Pega Platform® provides a set of algorithms that you can use to train your classifier for sentiment and classification analysis. Depending on the algorithm that you use, the building times might vary. For example, Naive Bayes performs the fastest analysis of training data sets. However, other algorithms provide more accurate predictions.
Naive Bayes is a simple but effective algorithm for predictive modeling that assumes that training features are independent of each other. Even though this assumption is incorrect for text data, this classifier can be very effective. The main advantage of choosing Naive Bayes over the other available algorithms is that it provides the fastest build time for large training data sets. Naive Bayes algorithm is available for classification analysis in Pega Platform.
Maximum Entropy (MaxEnt) classifier is a probabilistic classifier that belongs to the class of exponential models. Unlike Naive Bayes, MaxEnt does not assume that the features are conditionally independent of each other. Instead, the classifier iterates multiple times over the training data and selects the model that has the largest entropy. This classifier can be used to solve various text classification problems better than Naive Bayes. However, a MaxEnt classifier takes more time to build than a Naive Bayes classifier. The MaxEnt algorithm is available for classification and sentiment analysis in Pega Platform.
Support Vector Machine
Support Vector Machine (SVM) is a classifier that represents training data as points in an n-dimensional hypercube that is separated by a hyperplane. SVM is used to build supervised, linear, and nonprobabilistic classifiers. SVM performs best with large amounts of training data; however, classifiers based on SVM are the slowest to build. The SVM algorithm is available for classification analysis in Pega Platform.

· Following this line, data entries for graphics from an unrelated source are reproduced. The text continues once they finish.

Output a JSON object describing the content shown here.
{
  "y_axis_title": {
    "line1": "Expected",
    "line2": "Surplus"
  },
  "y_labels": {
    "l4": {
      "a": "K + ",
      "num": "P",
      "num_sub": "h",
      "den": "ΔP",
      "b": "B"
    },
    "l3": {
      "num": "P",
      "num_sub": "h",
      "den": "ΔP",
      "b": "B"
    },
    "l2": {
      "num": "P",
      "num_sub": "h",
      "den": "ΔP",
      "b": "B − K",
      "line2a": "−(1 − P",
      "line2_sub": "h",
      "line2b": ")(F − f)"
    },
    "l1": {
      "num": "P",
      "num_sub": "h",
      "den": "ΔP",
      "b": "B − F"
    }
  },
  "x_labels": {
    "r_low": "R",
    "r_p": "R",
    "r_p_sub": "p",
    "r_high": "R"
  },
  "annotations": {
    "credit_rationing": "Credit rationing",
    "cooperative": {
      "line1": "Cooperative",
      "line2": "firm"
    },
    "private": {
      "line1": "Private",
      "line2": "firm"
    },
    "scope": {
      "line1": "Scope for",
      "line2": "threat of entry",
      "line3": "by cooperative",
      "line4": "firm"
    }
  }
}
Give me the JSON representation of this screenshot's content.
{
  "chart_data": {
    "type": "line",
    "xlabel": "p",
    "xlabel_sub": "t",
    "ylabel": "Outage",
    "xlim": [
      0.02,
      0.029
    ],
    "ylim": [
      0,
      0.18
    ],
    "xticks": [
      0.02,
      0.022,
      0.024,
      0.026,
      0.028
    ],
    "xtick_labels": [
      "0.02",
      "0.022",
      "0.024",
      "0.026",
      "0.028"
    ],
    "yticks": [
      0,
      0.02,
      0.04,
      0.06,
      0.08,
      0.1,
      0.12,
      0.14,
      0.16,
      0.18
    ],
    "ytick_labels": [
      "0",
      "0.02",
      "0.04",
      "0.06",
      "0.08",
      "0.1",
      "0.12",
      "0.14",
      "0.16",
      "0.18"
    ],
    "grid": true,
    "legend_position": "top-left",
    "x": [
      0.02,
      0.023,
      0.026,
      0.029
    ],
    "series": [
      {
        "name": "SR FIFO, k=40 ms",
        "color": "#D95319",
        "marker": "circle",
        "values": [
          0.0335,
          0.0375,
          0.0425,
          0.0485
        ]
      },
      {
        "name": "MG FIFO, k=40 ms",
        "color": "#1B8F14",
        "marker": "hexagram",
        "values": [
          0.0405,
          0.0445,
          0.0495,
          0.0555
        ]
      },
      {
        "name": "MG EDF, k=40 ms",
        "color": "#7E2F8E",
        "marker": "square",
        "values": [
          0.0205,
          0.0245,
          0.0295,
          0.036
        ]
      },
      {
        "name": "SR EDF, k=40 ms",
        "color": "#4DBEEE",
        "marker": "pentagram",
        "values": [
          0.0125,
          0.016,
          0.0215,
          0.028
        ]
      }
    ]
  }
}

The values in the following table were derived by testing Naive Bayes, SVM, and MaxEnt algorithms in Pega Platform against training data of various sizes. The following characteristics were common to all training data:
- Number of categories in training data – 10
- Average character count per row – 233
- Train and test data split ratio – 60%/40%
- Heap size – 8 gigabytes
|Training records per category||Total number of rows||File size (megabytes)||Does Naive Bayes build?||Does MaxEnt build?||Does SVM build?||Building time (minutes)||Testing time (minutes)|
|1,000||10,000||1||Yes||Yes||Yes||SVM: 20||SVM: 5|
Naive Bayes: 0.84
Naive Bayes: 10
|20,000||200,000||26||Yes||No||No||Naive Bayes: 35||Naive Bayes: 22|
|20,000||200,000||26||No||Yes||No||MaxEnt: 61||MaxEnt: 34|
The preceding table shows that you can use multiple algorithms simultaneously. However, if the combined training data size exceeds a certain size, the build might fail.